Un pas après l'autre ! 

T

out d'abord, je voudrais vous partager mon étonnement. Dans l'évangile que nous venons d'entendre, on cite l'oracle du prophète Isaïe : "Une voix crie dans le désert, préparez le chemin du Seigneur, rendez droits ses sentiers." Et si je regarde l'oracle correspondant au chapitre quarante du livre d'Isaïe, le chapitre qui ouvre le livre de la consolation d'Israël, puisqu'il commence par ces mots : "Consolez, consolez mon peuple", on voit quelque chose qui ne veut pas dire la même chose puisqu'il est écrit : "Une voix crie : dans le désert préparez le chemin du Seigneur". D'un côté on entend une voix qui crie dans le désert, de l'autre côté, une voix crie : dans le désert préparez un chemin pour le Seigneur. Cela ne veut pas dire la même chose. Le livre d'Isaïe dans ce chapitre quarante nous parle du retour des juifs déportés à Babylone, et donc, une voix crie que dans le désert va se faire un passage pour une sorte de nouvel Exode pour le peuple qui est prisonnier à Babylone. En quelque sorte, c'est dans un désert que le Seigneur va préparer une voie, va préparer une autoroute, pour que le peuple puisse sortir de la captivité. Autre chose, cette voix qui crie dans le désert, qui nous vient de la traduction de la Septante, que saint Luc a retenu pour son évangile, c'est assez différent. Cela veut dire que le peuple qui était parti depuis Babylone peut-être, dans ce désert est rejoint par cette voix, la voix du Baptiste. Le désert à nouveau est ce lieu de l'Alliance, et l'on entend une voix dans le désert. Les déportés sont partis, mais voilà que le Seigneur va rejoindre son peuple dans le désert, à travers la prédication de Jean-Baptiste.

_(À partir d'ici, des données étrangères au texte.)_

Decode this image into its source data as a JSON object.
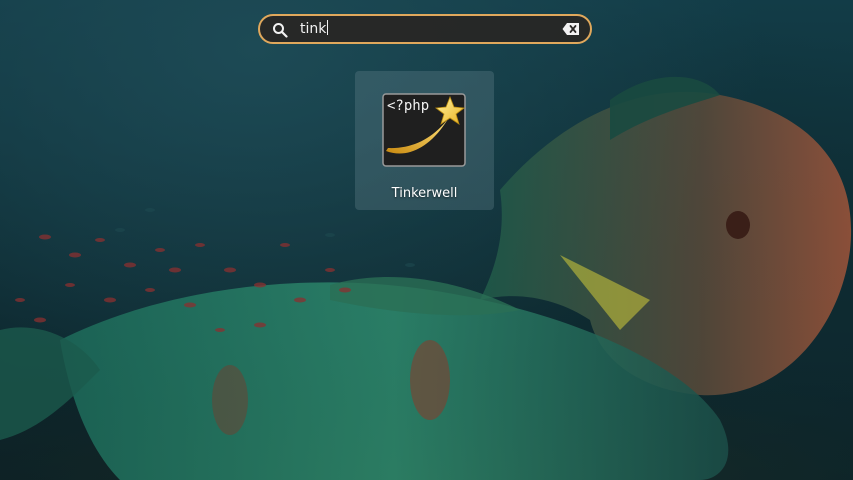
{
  "search": {
    "query": "tink",
    "icon": "search-icon",
    "clear_icon": "clear-text-icon",
    "accent_color": "#e0a85c"
  },
  "results": [
    {
      "name": "Tinkerwell",
      "icon": "tinkerwell-app-icon",
      "icon_text": "<?php"
    }
  ],
  "wallpaper": {
    "description_colors": [
      "#123c47",
      "#0f2f37",
      "#0b2026"
    ]
  }
}
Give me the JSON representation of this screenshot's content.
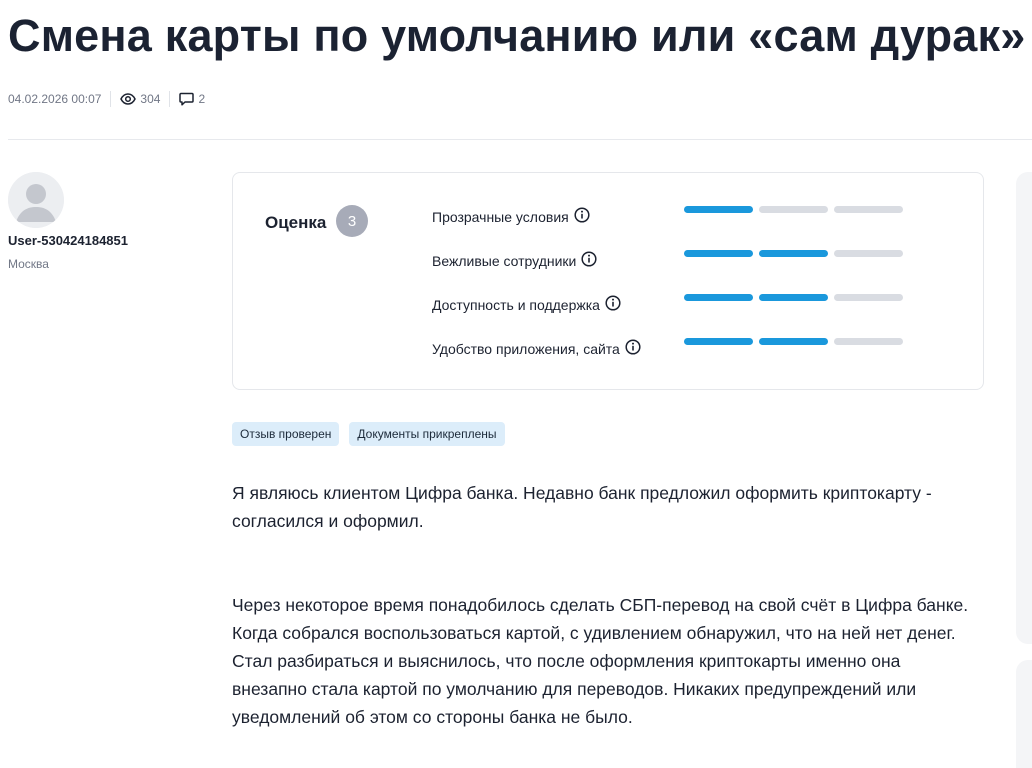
{
  "article": {
    "title": "Смена карты по умолчанию или «сам дурак»",
    "date": "04.02.2026 00:07",
    "views": "304",
    "comments": "2"
  },
  "author": {
    "username": "User-530424184851",
    "city": "Москва"
  },
  "rating": {
    "label": "Оценка",
    "score": "3",
    "criteria": [
      {
        "name": "Прозрачные условия",
        "value": 1,
        "max": 3
      },
      {
        "name": "Вежливые сотрудники",
        "value": 2,
        "max": 3
      },
      {
        "name": "Доступность и поддержка",
        "value": 2,
        "max": 3
      },
      {
        "name": "Удобство приложения, сайта",
        "value": 2,
        "max": 3
      }
    ]
  },
  "tags": [
    "Отзыв проверен",
    "Документы прикреплены"
  ],
  "review": {
    "p1": "Я являюсь клиентом Цифра банка. Недавно банк предложил оформить криптокарту - согласился и оформил.",
    "p2": "Через некоторое время понадобилось сделать СБП-перевод на свой счёт в Цифра банке.",
    "p3": "Когда собрался воспользоваться картой, с удивлением обнаружил, что на ней нет денег. Стал разбираться и выяснилось, что после оформления криптокарты именно она внезапно стала картой по умолчанию для переводов. Никаких предупреждений или уведомлений об этом со стороны банка не было."
  },
  "icons": {
    "views": "eye-icon",
    "comments": "comment-icon",
    "info": "info-icon"
  },
  "colors": {
    "bar_active": "#1a98dc",
    "bar_inactive": "#d9dce2",
    "tag_bg": "#dcedfa",
    "badge_bg": "#a7abb8"
  }
}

       "Une voix crie dans le désert : préparez le chemin du Seigneur". Comment prépare-t-on le chemin du Seigneur ? Je crois qu'on le prépare en marchant, en avançant. Rien de pire dans le désert que de s'arrêter. Le désert est un lieu hostile. Je pense à cette traduction de Chouraqui, qui a parfois des traductions un peu originales, mais quand il traduit les Béatitudes : "Heureux les doux, heureux les pacificateurs, heureux les affamés et assoiffés de justice", lui il dit : "En marche les doux, en marche les artisans de paix, en marche les affamés de justice, en marche ..." Et donc cet Avent, si nous voulons vraiment rentrer dans cette préparation de la venue du Seigneur, il s'agit de marcher, il s'agit d'avancer. Il s'agit d'abord peut-être de se mettre en route, et si nous sommes déjà bien avancés, il s'agit de se dire que nous ne sommes pas arrivés. Je crois que ce sentiment devrait habiter tous les chrétiens. Nous ne sommes pas arrivés à un point, nous sommes encore en marche, et si le terme de notre vie approche, et si nous arrivons au jour de notre terme, au jour de la rencontre, on pourra se dire encore : en avant ! en marche ! "Voici maintenant, je commence", dit l'Écriture. La vie chrétienne loin de nous poser, loin de nous arrêter, de nous maintenir dans un état, est au contraire ce temps du désir, de l'apprentissage du désir, et l'Avent, chaque année, est ce moment où nous nous remettons en marche, ce moment où nous creusons en nous le désir, ce moment où l'on sent que Dieu est en creux et qu'il nous faut aller le rejoindre, que Dieu est comme une espèce d'appel d'air qui nous attire.

       Je crois qu'il faut profiter de cet Avent pour nous mettre en marche si nous étions arrêtés, pour nous dire qu'il faut aller encore plus loin, si on estime qu'on est arrivé, et peut-être d'aller encore plus loin si le désir nous appelle.